Most of my career has been spent blissfully unaware of regulation…as a publisher of Forbes Magazine, a venture capitalist, an internet CEO, and now a professor.

But my father was captain of an international airline flying across the Atlantic, and I worked for the airlines through college and was a member of the International Association of Machinists (job requirement). I did get some first-hand knowledge of government and labor regulations.

Every aspect of a flight and cabin crew’s life is measured, monitored, rated, reported, as well as stiffly penalized, for the smallest technical infractions, including the time it takes to join a flight in progress waiting for a fresh crew.

Where did you put my iPad?

Have you ever argued with a flight attendant about the iPad in your seat pocket? With a disdainful glance, they scoop it up and place it four rows back in the overhead bin? That’s because the government loves the overhead bin. According to the government, there has never been a case of loss of life due to a flying iPad, but why take a chance?

If you read or saw the story of Chesley Sullenberger, the intrepid pilot of US Airways flight 1549, after he landed in the Hudson River just of Manhattan and saved 155 lives, you know the FAA investigated him for taking undue risks (he was fortunately exonerated) by landing the engineless plane in the river.

In the airline business, a cabin crew (refers to flight attendants as contrasted to flight crew) may have been stuck on the ground for a variety of reasons including equipment or a crew member called in sick or was delayed by traffic on the way to the airport. By that time, certain members of the crew exceeded their union maximum flight hours (downtime is counted against them) and they must be replaced immediately before the flight is allowed to take off.

There are a hundred reasons why a change of crew happens. But there is only one measure of success, and that is the plane must continue its journey as scheduled. To fail at this one measure is to risk FAA penalties, ratings downgraded, and loss of business due to rebookings on other airlines. Jobs are threatened in those circumstances and employees naturally react with fear. When that occurs, they can do some really dumb things.

On-time or go home

By the way, the fact that matters is “on-time.” The regulations are silent on what happens if a crew member gets into an accident because of speeding to the airport to make the flight. Unlike a Domino’s Pizza driver, the government accepts no liability for the effects of regulation.

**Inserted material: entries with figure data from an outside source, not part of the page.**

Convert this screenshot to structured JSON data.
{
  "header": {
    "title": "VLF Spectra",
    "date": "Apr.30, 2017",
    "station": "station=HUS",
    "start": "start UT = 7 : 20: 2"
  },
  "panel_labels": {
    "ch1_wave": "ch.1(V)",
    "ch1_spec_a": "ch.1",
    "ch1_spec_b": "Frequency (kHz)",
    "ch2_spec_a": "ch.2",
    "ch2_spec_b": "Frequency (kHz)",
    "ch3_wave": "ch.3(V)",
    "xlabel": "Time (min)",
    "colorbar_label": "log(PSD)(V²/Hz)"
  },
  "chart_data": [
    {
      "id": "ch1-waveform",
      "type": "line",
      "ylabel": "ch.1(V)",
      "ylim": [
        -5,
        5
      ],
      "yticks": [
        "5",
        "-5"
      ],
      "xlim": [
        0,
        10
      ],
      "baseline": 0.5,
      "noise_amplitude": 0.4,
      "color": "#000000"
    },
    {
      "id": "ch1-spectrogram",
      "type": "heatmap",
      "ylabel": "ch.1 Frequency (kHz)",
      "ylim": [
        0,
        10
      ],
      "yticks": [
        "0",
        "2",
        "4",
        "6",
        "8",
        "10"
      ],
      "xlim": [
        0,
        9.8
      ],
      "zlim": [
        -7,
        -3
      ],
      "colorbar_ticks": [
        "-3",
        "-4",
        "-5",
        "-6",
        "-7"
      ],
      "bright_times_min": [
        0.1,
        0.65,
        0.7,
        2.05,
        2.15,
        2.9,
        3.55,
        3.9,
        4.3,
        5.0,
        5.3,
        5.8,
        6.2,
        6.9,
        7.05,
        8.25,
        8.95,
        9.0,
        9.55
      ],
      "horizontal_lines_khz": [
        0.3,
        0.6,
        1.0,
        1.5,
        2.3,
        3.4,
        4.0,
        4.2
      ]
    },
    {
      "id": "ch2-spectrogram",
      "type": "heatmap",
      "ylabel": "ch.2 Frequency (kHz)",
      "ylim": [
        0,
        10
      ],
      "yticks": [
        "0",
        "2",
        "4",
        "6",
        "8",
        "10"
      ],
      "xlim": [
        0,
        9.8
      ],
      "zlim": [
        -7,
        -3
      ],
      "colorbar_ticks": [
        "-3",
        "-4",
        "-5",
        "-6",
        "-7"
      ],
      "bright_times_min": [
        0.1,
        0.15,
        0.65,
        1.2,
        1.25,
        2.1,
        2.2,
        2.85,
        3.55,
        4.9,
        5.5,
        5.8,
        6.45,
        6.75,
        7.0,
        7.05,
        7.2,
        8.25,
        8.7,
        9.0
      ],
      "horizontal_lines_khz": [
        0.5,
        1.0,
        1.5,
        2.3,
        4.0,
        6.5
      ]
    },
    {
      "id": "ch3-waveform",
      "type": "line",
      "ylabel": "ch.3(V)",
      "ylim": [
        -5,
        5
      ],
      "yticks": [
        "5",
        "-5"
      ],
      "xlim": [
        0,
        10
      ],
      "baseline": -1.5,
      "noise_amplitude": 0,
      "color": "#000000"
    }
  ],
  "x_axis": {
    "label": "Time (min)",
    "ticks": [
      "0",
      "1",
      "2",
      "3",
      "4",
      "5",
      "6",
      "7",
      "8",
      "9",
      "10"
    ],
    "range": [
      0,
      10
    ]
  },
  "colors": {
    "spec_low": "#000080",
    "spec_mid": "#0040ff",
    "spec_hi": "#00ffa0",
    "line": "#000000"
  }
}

That is the substance of my comment. Everyone now knows including the CEO, the United Airlines fiasco should never have happened. But what is missing from the picture is that the absurd behavior of airline and law enforcement personnel would not have taken place without the insidious influence of regulations.

Dr Dao, the passenger removed from the United Airlines flight

There did have alternatives.

As everyone is saying now, Oscar Munoz’ people could have offered a higher reward for passengers to leave the flight. They could have delayed the flight. This is looking backwards. The flexibility to make those decisions wasn’t in the picture at the time of crisis.

Companies have to exert some control over expenses. If $800 didn’t do it, maybe $1200 wouldn’t either and the problem would be the same. The ground crew doesn’t have the authority from the FAA to force flight delays within the ten minutes or so before takeoff for non-safety reasons, without severe penalties and probably a career ending move as well.

So what to smart and well meaning and customer caring staff do? They call law enforcement, principally because they are worried for themselves and they are scared of making a decision.

The 100-year storm in a regulated industry can happen every day.

The lesson isn’t just a stop and think situation. It is a stop and think about whether you are the captive of regulation and what you can do about it because even when the government is the boss, the customer is always right.